The show is presented by Raphael Rowe.  He is one of the M25 Three, wrongfully imprisoned for 12 years following a spate of murders in 1988.   His show tonight will examine the case for giving an amnesty to illegal immigrants in the UK, as he explains on his blog.
 
This issue has acquired enormous attention partly because Boris Johnson, the Mayor London, made a promise last year to London Citizens to support their Strangers into Citizens campaign.  

It was London Citizens' Living Wage campaign that Johnson also adopted as his own.  Both campaigns had been championed by Johnson's predecessor, Ken Livingstone, and the unlikeliness of Johnson's support for them is testament to the increasing influence of the grassroots charity, part of the Citizen Organising Foundation, in our capital. 
 
The case for an amnesty has been eloquently put in The Spectator by London Citizens' Austen Ivereigh and, more recently, in The Independent by Johnson's head of policy, Anthony Browne.
 
I understand Johnson has given Rowe an extensive interview in which he makes clear his support for the campaign.  It's worth bearing in mind, of course, that Labour are strongly opposed to the idea, and David Cameron has said repeatedly and on the record that he thinks amnesties merely store up problems for the future.

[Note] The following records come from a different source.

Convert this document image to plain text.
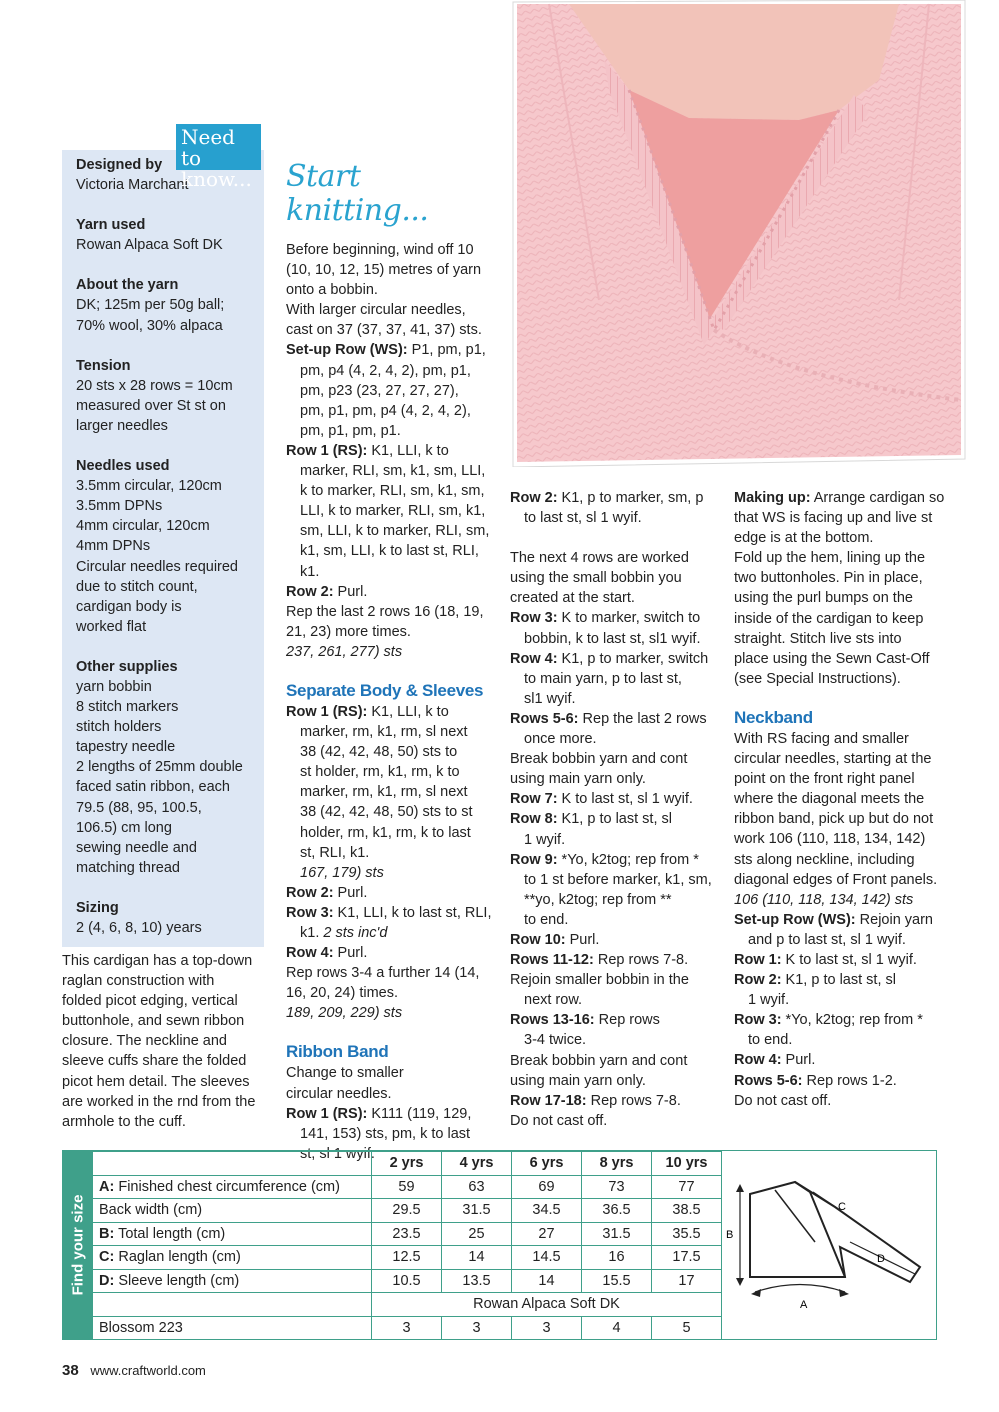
Designed by

Victoria Marchant

Yarn used

Rowan Alpaca Soft DK

About the yarn

DK; 125m per 50g ball;

70% wool, 30% alpaca

Tension

20 sts x 28 rows = 10cm

measured over St st on

larger needles

Needles used

3.5mm circular, 120cm

3.5mm DPNs

4mm circular, 120cm

4mm DPNs

Circular needles required

due to stitch count,

cardigan body is

worked flat

Other supplies

yarn bobbin

8 stitch markers

stitch holders

tapestry needle

2 lengths of 25mm double

faced satin ribbon, each

79.5 (88, 95, 100.5,

106.5) cm long

sewing needle and

matching thread

Sizing

2 (4, 6, 8, 10) years

Need to
know...

This cardigan has a top-down

raglan construction with

folded picot edging, vertical

buttonhole, and sewn ribbon

closure. The neckline and

sleeve cuffs share the folded

picot hem detail. The sleeves

are worked in the rnd from the

armhole to the cuff.

Start knitting...

Before beginning, wind off 10

(10, 10, 12, 15) metres of yarn

onto a bobbin.

With larger circular needles,

cast on 37 (37, 37, 41, 37) sts.

Set-up Row (WS): P1, pm, p1,

pm, p4 (4, 2, 4, 2), pm, p1,

pm, p23 (23, 27, 27, 27),

pm, p1, pm, p4 (4, 2, 4, 2),

pm, p1, pm, p1.

Row 1 (RS): K1, LLI, k to

marker, RLI, sm, k1, sm, LLI,

k to marker, RLI, sm, k1, sm,

LLI, k to marker, RLI, sm, k1,

sm, LLI, k to marker, RLI, sm,

k1, sm, LLI, k to last st, RLI,

k1.

Row 2: Purl.

Rep the last 2 rows 16 (18, 19,

21, 23) more times.

237, 261, 277) sts

Separate Body & Sleeves

Row 1 (RS): K1, LLI, k to

marker, rm, k1, rm, sl next

38 (42, 42, 48, 50) sts to

st holder, rm, k1, rm, k to

marker, rm, k1, rm, sl next

38 (42, 42, 48, 50) sts to st

holder, rm, k1, rm, k to last

st, RLI, k1.

167, 179) sts

Row 2: Purl.

Row 3: K1, LLI, k to last st, RLI,

k1. 2 sts inc'd

Row 4: Purl.

Rep rows 3-4 a further 14 (14,

16, 20, 24) times.

189, 209, 229) sts

Ribbon Band

Change to smaller

circular needles.

Row 1 (RS): K111 (119, 129,

141, 153) sts, pm, k to last

st, sl 1 wyif.

Row 2: K1, p to marker, sm, p

to last st, sl 1 wyif.

The next 4 rows are worked

using the small bobbin you

created at the start.

Row 3: K to marker, switch to

bobbin, k to last st, sl1 wyif.

Row 4: K1, p to marker, switch

to main yarn, p to last st,

sl1 wyif.

Rows 5-6: Rep the last 2 rows

once more.

Break bobbin yarn and cont

using main yarn only.

Row 7: K to last st, sl 1 wyif.

Row 8: K1, p to last st, sl

1 wyif.

Row 9: *Yo, k2tog; rep from *

to 1 st before marker, k1, sm,

**yo, k2tog; rep from **

to end.

Row 10: Purl.

Rows 11-12: Rep rows 7-8.

Rejoin smaller bobbin in the

next row.

Rows 13-16: Rep rows

3-4 twice.

Break bobbin yarn and cont

using main yarn only.

Row 17-18: Rep rows 7-8.

Do not cast off.

Making up: Arrange cardigan so

that WS is facing up and live st

edge is at the bottom.

Fold up the hem, lining up the

two buttonholes. Pin in place,

using the purl bumps on the

inside of the cardigan to keep

straight. Stitch live sts into

place using the Sewn Cast-Off

(see Special Instructions).

Neckband

With RS facing and smaller

circular needles, starting at the

point on the front right panel

where the diagonal meets the

ribbon band, pick up but do not

work 106 (110, 118, 134, 142)

sts along neckline, including

diagonal edges of Front panels.

106 (110, 118, 134, 142) sts

Set-up Row (WS): Rejoin yarn

and p to last st, sl 1 wyif.

Row 1: K to last st, sl 1 wyif.

Row 2: K1, p to last st, sl

1 wyif.

Row 3: *Yo, k2tog; rep from *

to end.

Row 4: Purl.

Rows 5-6: Rep rows 1-2.

Do not cast off.

Find your size
	2 yrs	4 yrs	6 yrs	8 yrs	10 yrs
A: Finished chest circumference (cm)	59	63	69	73	77
Back width (cm)	29.5	31.5	34.5	36.5	38.5
B: Total length (cm)	23.5	25	27	31.5	35.5
C: Raglan length (cm)	12.5	14	14.5	16	17.5
D: Sleeve length (cm)	10.5	13.5	14	15.5	17
	Rowan Alpaca Soft DK				
Blossom 223	3	3	3	4	5
B
C
D
A
38 www.craftworld.com
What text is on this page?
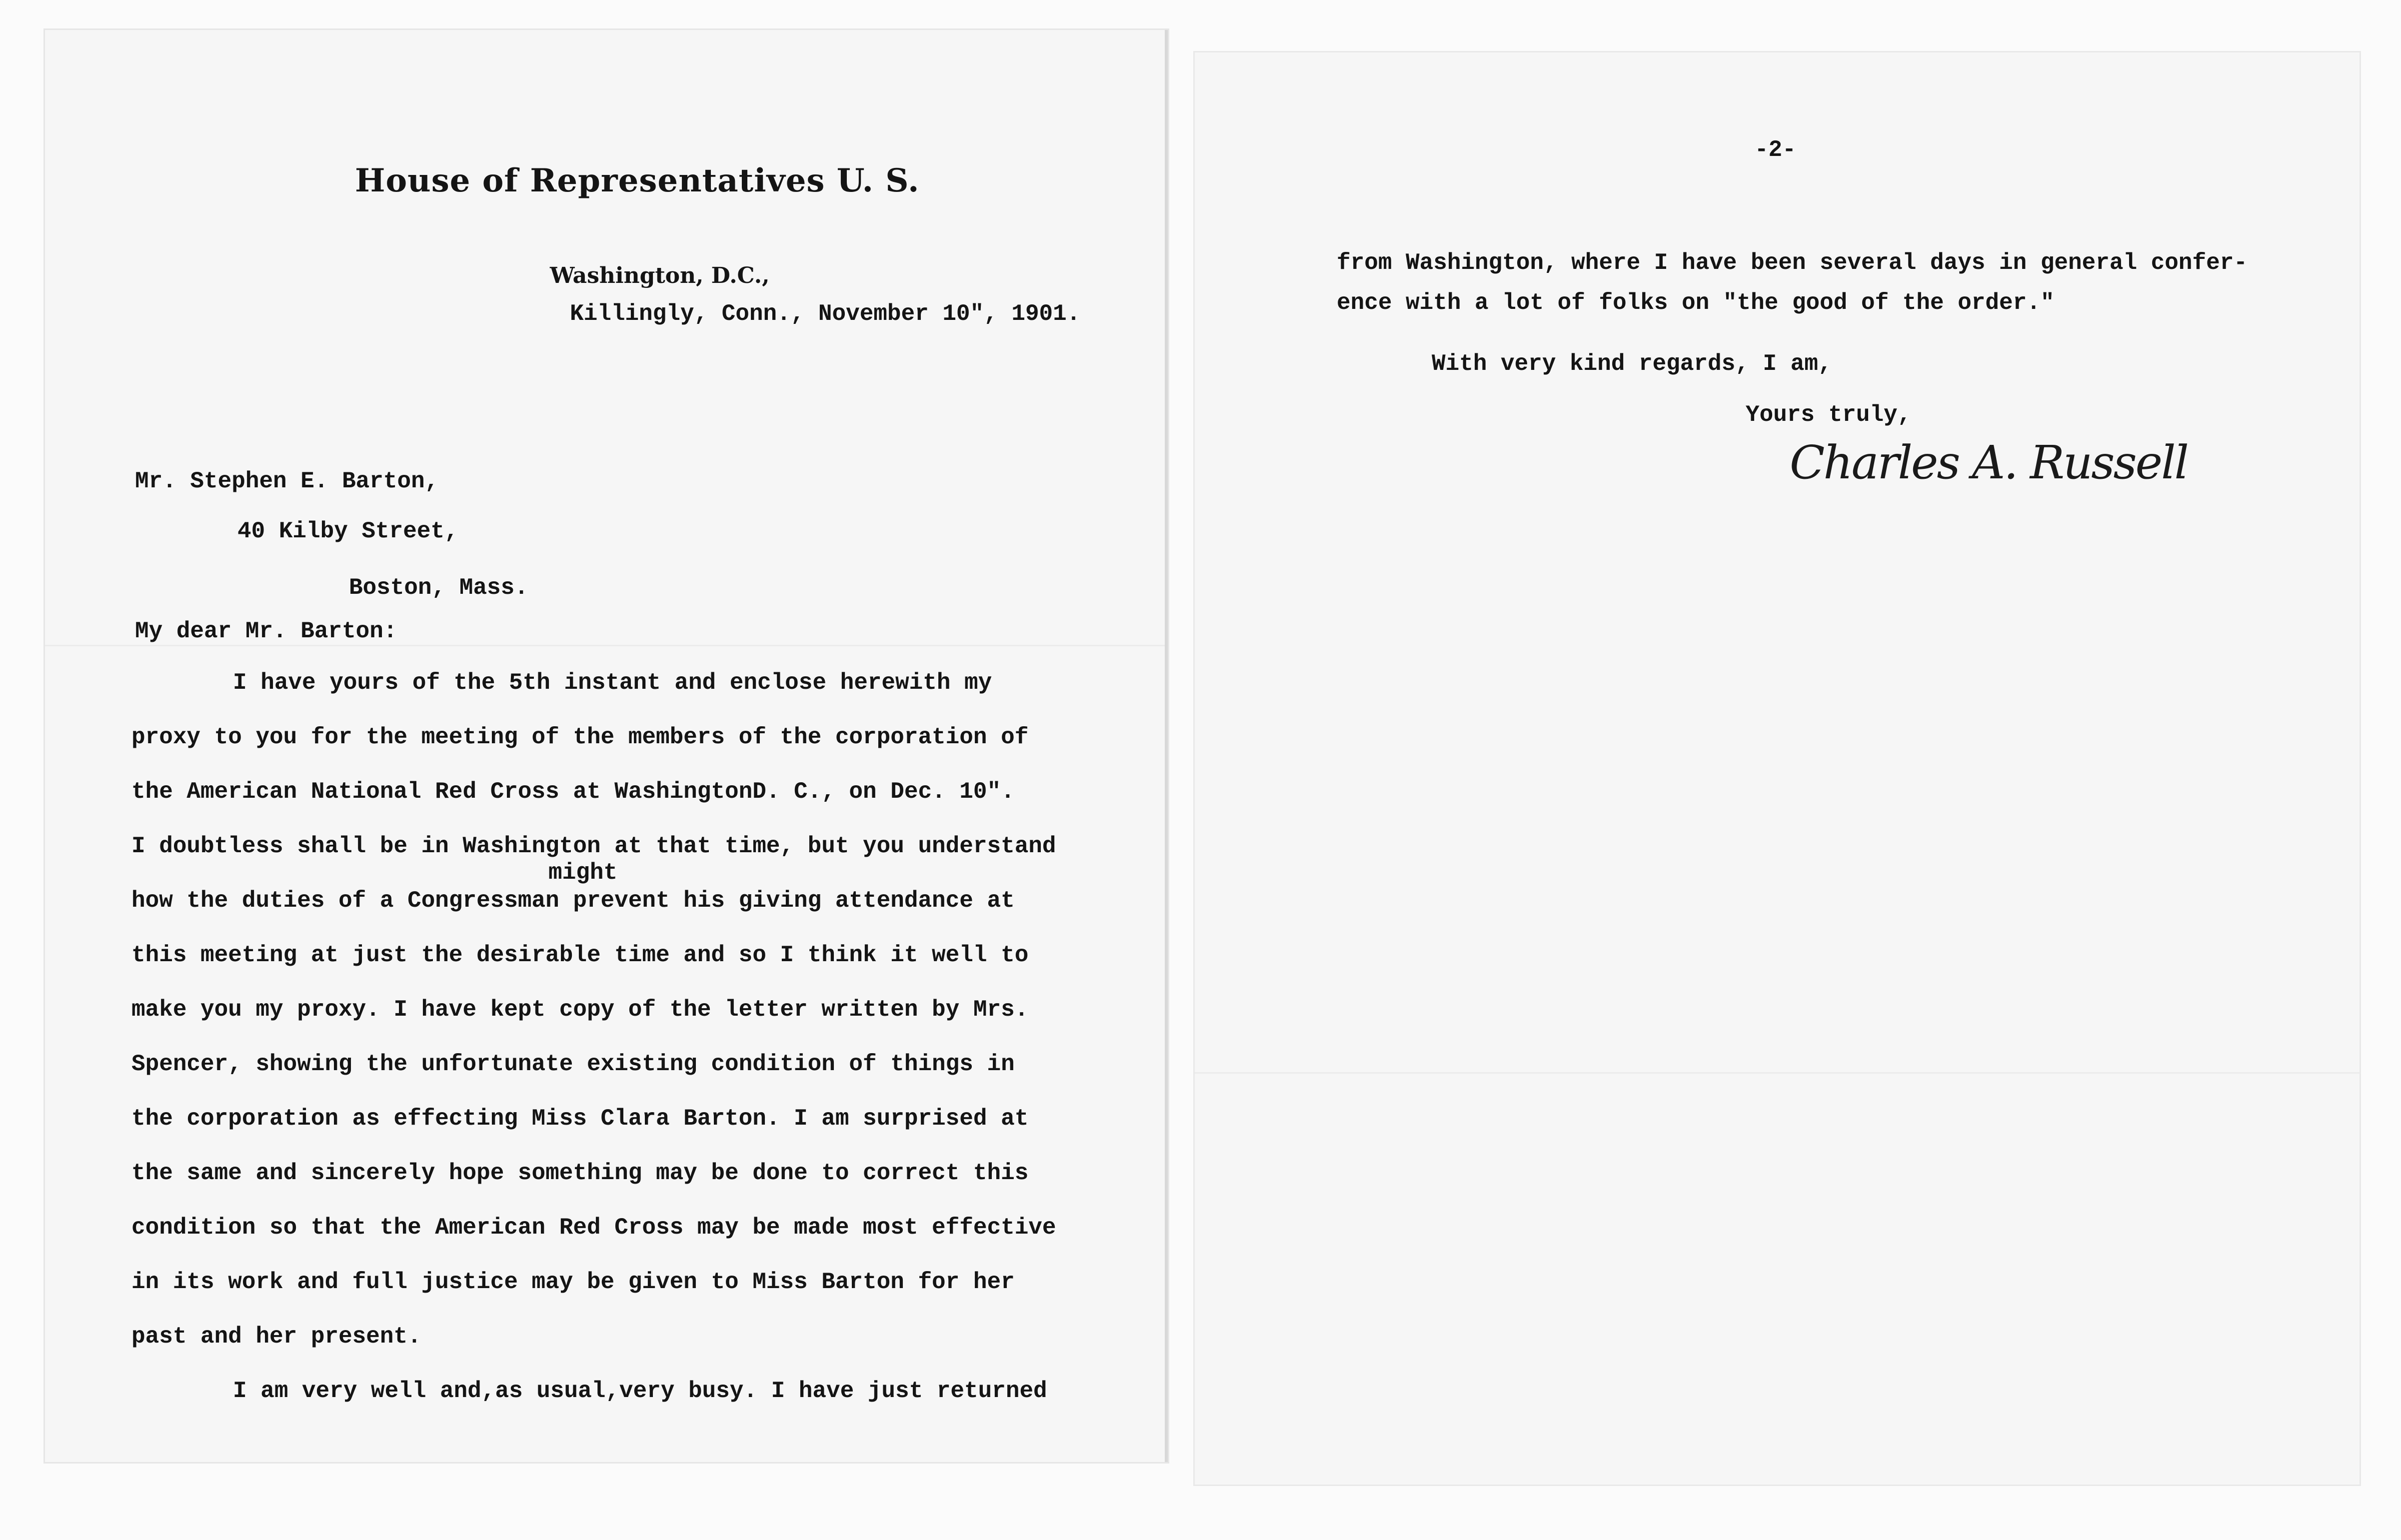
House of Representatives U. S.
Washington, D.C.,
Killingly, Conn., November 10", 1901.
Mr. Stephen E. Barton,
40 Kilby Street,
Boston, Mass.
My dear Mr. Barton:
might
I have yours of the 5th instant and enclose herewith my
proxy to you for the meeting of the members of the corporation of
the American National Red Cross at WashingtonD. C., on Dec. 10".
I doubtless shall be in Washington at that time, but you understand
how the duties of a Congressman prevent his giving attendance at
this meeting at just the desirable time and so I think it well to
make you my proxy. I have kept copy of the letter written by Mrs.
Spencer, showing the unfortunate existing condition of things in
the corporation as effecting Miss Clara Barton. I am surprised at
the same and sincerely hope something may be done to correct this
condition so that the American Red Cross may be made most effective
in its work and full justice may be given to Miss Barton for her
past and her present.
I am very well and,as usual,very busy. I have just returned
-2-
from Washington, where I have been several days in general confer-
ence with a lot of folks on "the good of the order."
With very kind regards, I am,
Yours truly,
Charles A. Russell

At London Citizens' mayoral public assembly last April 9th I asked Johnson if he would talk to Cameron and his team about the idea.  He responded: "Dave's guys are full of common sense, you know. I'm sure we can work something out".

Johnson has a habit of placating journalists with unrealistic assertions.  It's part of the immense and genuine charm that makes him such an asset to the Tories.  On this issue it seems he has calculated that the personal cost of a split with senior Tories is heavily outweighed by the political benefit of keeping London Citizens' very large constituency base happy.  Plus, of course, he may think it's just the right thing to do.
 
Only the Liberal Democrats, of the three main parties, support the idea.